Kentucky equine medical director concerned for future of horse racing

LEXINGTON, Ky. (WKYT) - The Kentucky Horse Racing Commission's equine medical director is warning the horse racing industry that its future is in doubt if California's problems make it to the Commonwealth.

"California racing is having an existential crisis, and I think we all need to look closely and say, 'That could be us,'" Dr. Mary Scollay said. "We need to think very carefully about what we do, why we do it, and what we can do better."

These comments come after Cathedral Reader, a 4-year-old filly, was euthanized Saturday at Keeneland after suffering an injury in the Madison Stakes (G1).

It still could be weeks before the commission knows exactly what went wrong, as they performed a necropsy Monday. Some in Kentucky are keeping a close eye on horses' health as 23 have died at Santa Anita in California since December.

Scollay says horse racing officials know the industry is being scrutinized because of on-track injuries and deaths. She believes there needs to be a new approach to solving the problem.

"Part of the problem with the horses is I don't think we've fully recognized what all the risk factors are," Scollay said. "We know some of them. I think we need to be careful that if we focus too much on those, we don't recognize the other ones that can also have impact."

State lawmakers on the Administrative Regulation Review Subcommittee are scheduled to meet Tuesday afternoon in Frankfort. A couple of substantial rule changes that Dr. Scollay says would improve the welfare of horses are on the agenda.

There could also be federal action on the industry, as Rep. Andy Barr, R - Kentucky, is proposing a bill which would create federal authority over the industry.

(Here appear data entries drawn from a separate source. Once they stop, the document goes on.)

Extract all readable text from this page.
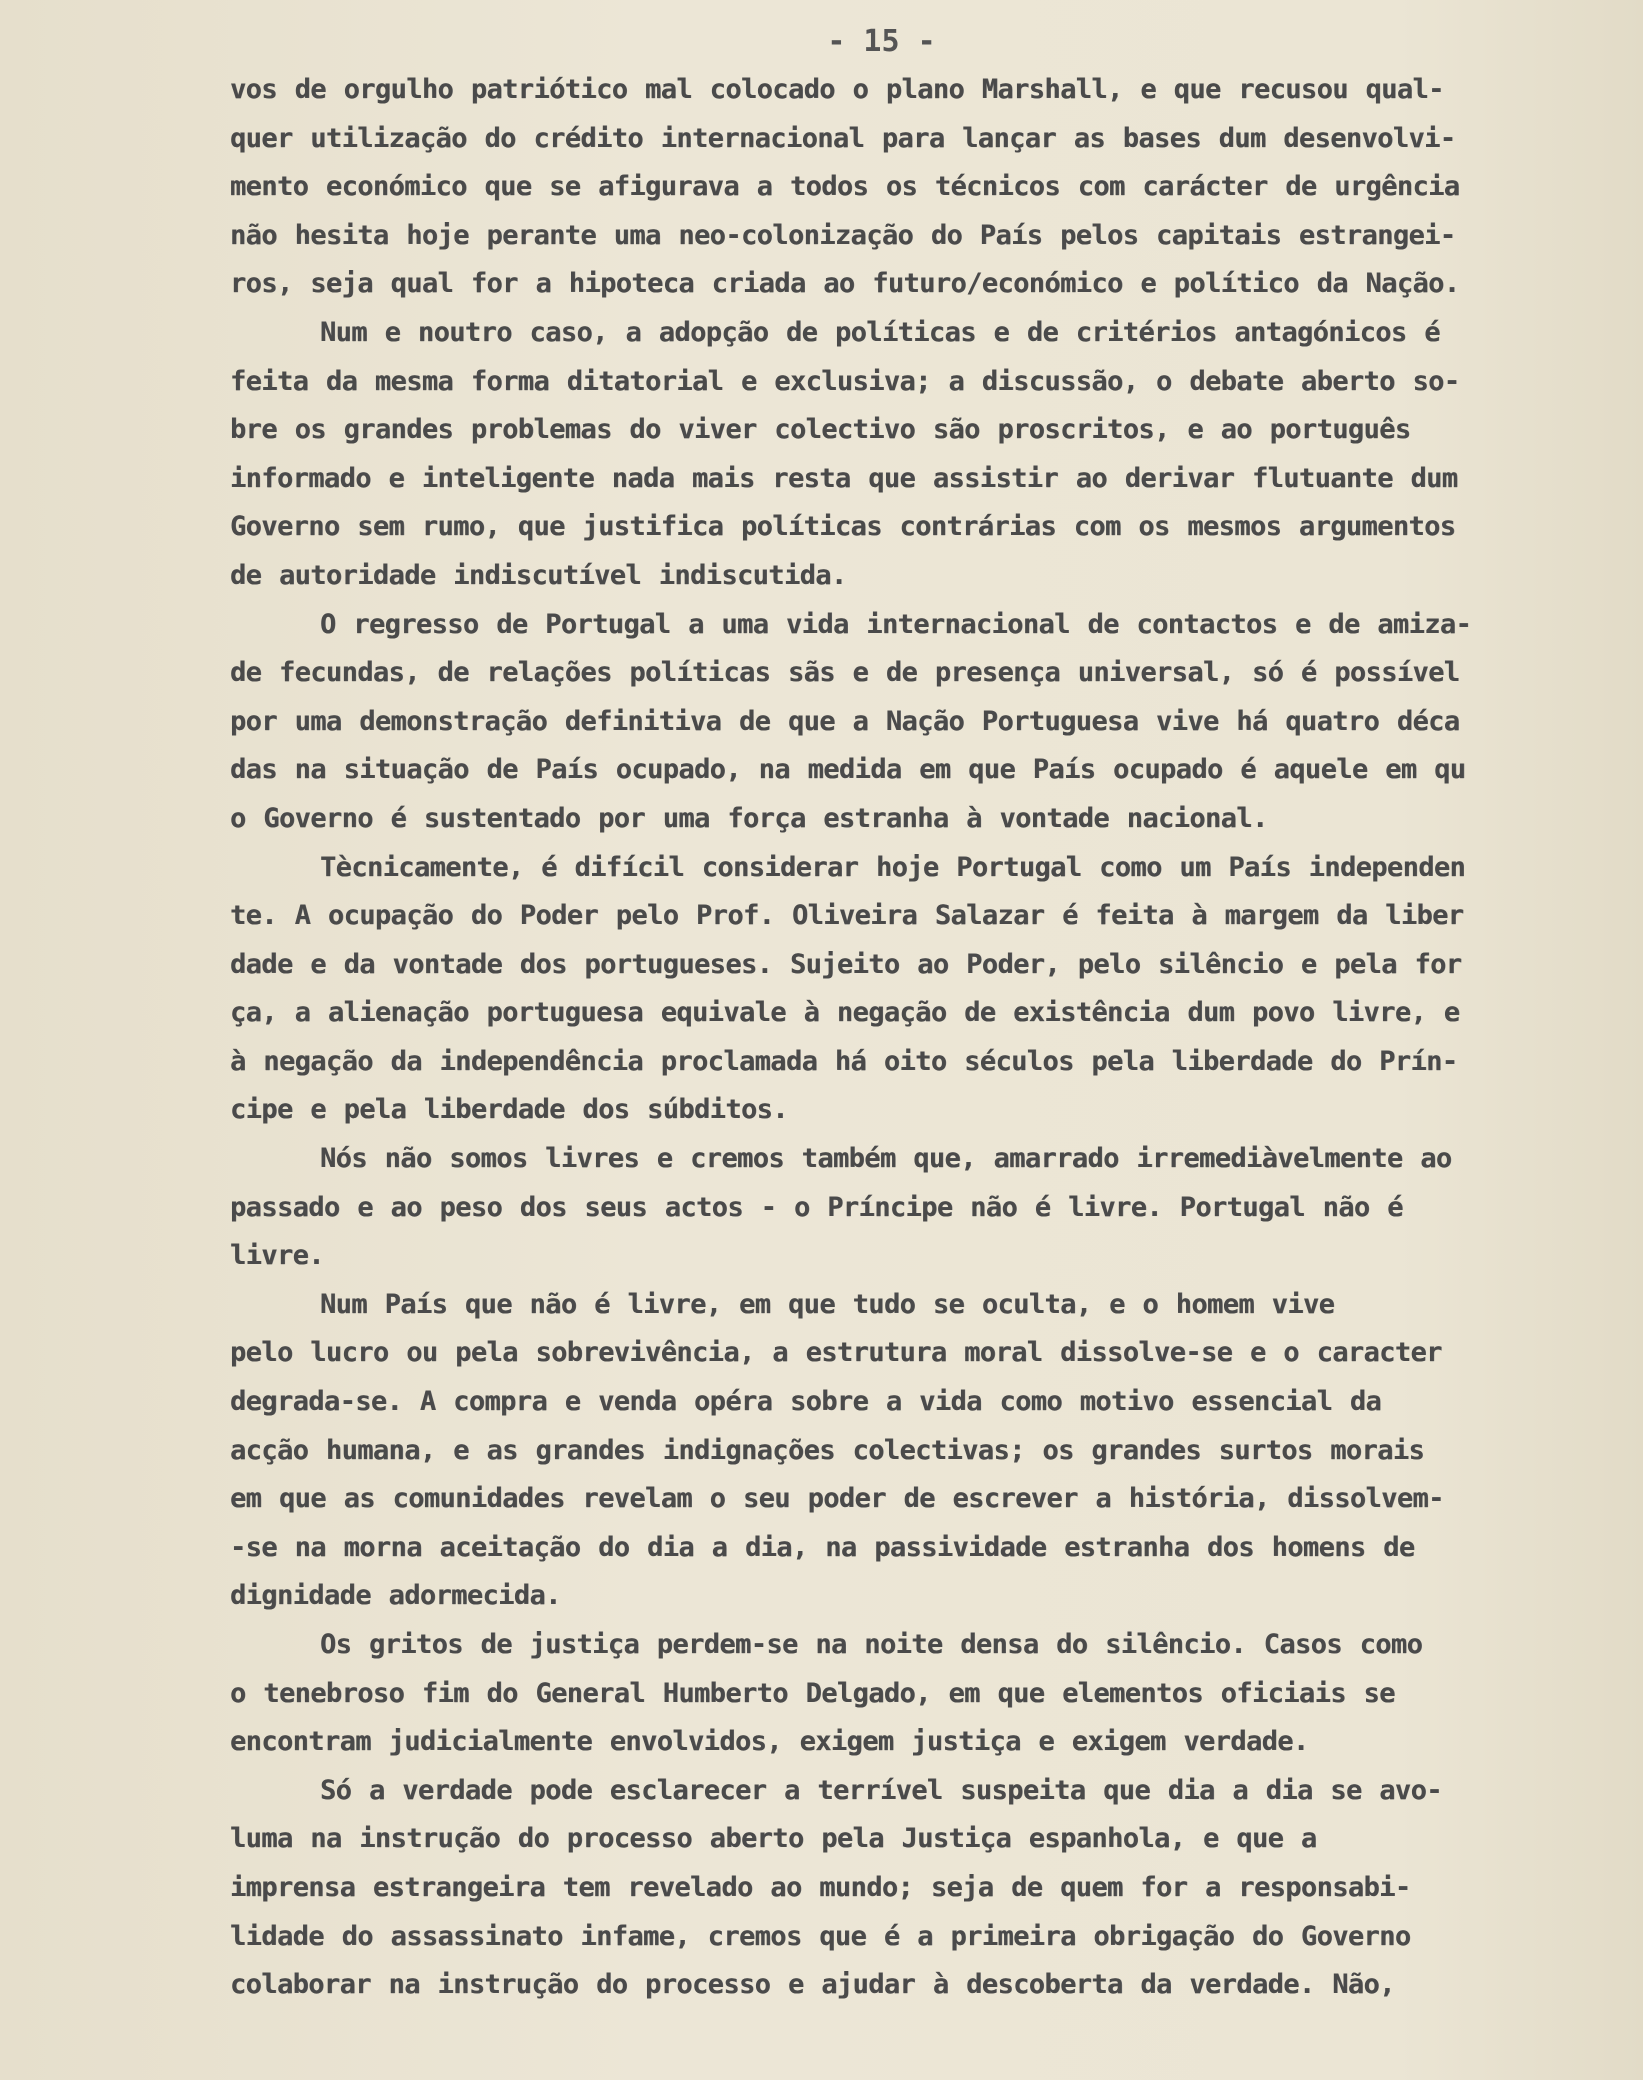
- 15 -
vos de orgulho patriótico mal colocado o plano Marshall, e que recusou qual-
quer utilização do crédito internacional para lançar as bases dum desenvolvi-
mento económico que se afigurava a todos os técnicos com carácter de urgência
não hesita hoje perante uma neo-colonização do País pelos capitais estrangei-
ros, seja qual for a hipoteca criada ao futuro/económico e político da Nação.
Num e noutro caso, a adopção de políticas e de critérios antagónicos é
feita da mesma forma ditatorial e exclusiva; a discussão, o debate aberto so-
bre os grandes problemas do viver colectivo são proscritos, e ao português
informado e inteligente nada mais resta que assistir ao derivar flutuante dum
Governo sem rumo, que justifica políticas contrárias com os mesmos argumentos
de autoridade indiscutível indiscutida.
O regresso de Portugal a uma vida internacional de contactos e de amiza-
de fecundas, de relações políticas sãs e de presença universal, só é possível
por uma demonstração definitiva de que a Nação Portuguesa vive há quatro déca
das na situação de País ocupado, na medida em que País ocupado é aquele em qu
o Governo é sustentado por uma força estranha à vontade nacional.
Tècnicamente, é difícil considerar hoje Portugal como um País independen
te. A ocupação do Poder pelo Prof. Oliveira Salazar é feita à margem da liber
dade e da vontade dos portugueses. Sujeito ao Poder, pelo silêncio e pela for
ça, a alienação portuguesa equivale à negação de existência dum povo livre, e
à negação da independência proclamada há oito séculos pela liberdade do Prín-
cipe e pela liberdade dos súbditos.
Nós não somos livres e cremos também que, amarrado irremediàvelmente ao
passado e ao peso dos seus actos - o Príncipe não é livre. Portugal não é
livre.
Num País que não é livre, em que tudo se oculta, e o homem vive
pelo lucro ou pela sobrevivência, a estrutura moral dissolve-se e o caracter
degrada-se. A compra e venda opéra sobre a vida como motivo essencial da
acção humana, e as grandes indignações colectivas; os grandes surtos morais
em que as comunidades revelam o seu poder de escrever a história, dissolvem-
-se na morna aceitação do dia a dia, na passividade estranha dos homens de
dignidade adormecida.
Os gritos de justiça perdem-se na noite densa do silêncio. Casos como
o tenebroso fim do General Humberto Delgado, em que elementos oficiais se
encontram judicialmente envolvidos, exigem justiça e exigem verdade.
Só a verdade pode esclarecer a terrível suspeita que dia a dia se avo-
luma na instrução do processo aberto pela Justiça espanhola, e que a
imprensa estrangeira tem revelado ao mundo; seja de quem for a responsabi-
lidade do assassinato infame, cremos que é a primeira obrigação do Governo
colaborar na instrução do processo e ajudar à descoberta da verdade. Não,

"I think the message to the industry and the people who have seen this as a way of life for generations is that there is no guarantee it'll be here for future generations," Scollay said. "So I think the message to the current stakeholders, myself included, is to do everything we can to improve the safety for these horses and the jockeys."

Horse trainer Kenny McPeek says horse safety is paramount for the industry.

"The people that are most affected by what happens are the people that are handling the horse," McPeek said. "Not just the trainer, but the grooms and the riders, the hot walkers and certainly the owner. It's devastating from our perspective."

But he also says there is no way to completely prevent injuries, no matter how careful you are.

"It's something that's almost impossible to avoid. You have certain times when horses that are perfectly sound take one bad step. And the fact you have such a large animal racing on small legs, it's obviously risky."

Kentucky's thoroughbred race-related deaths nearly doubled to 36 in 2018 compared to 2017, but deaths at Keeneland remained flat at five deaths year-to-year.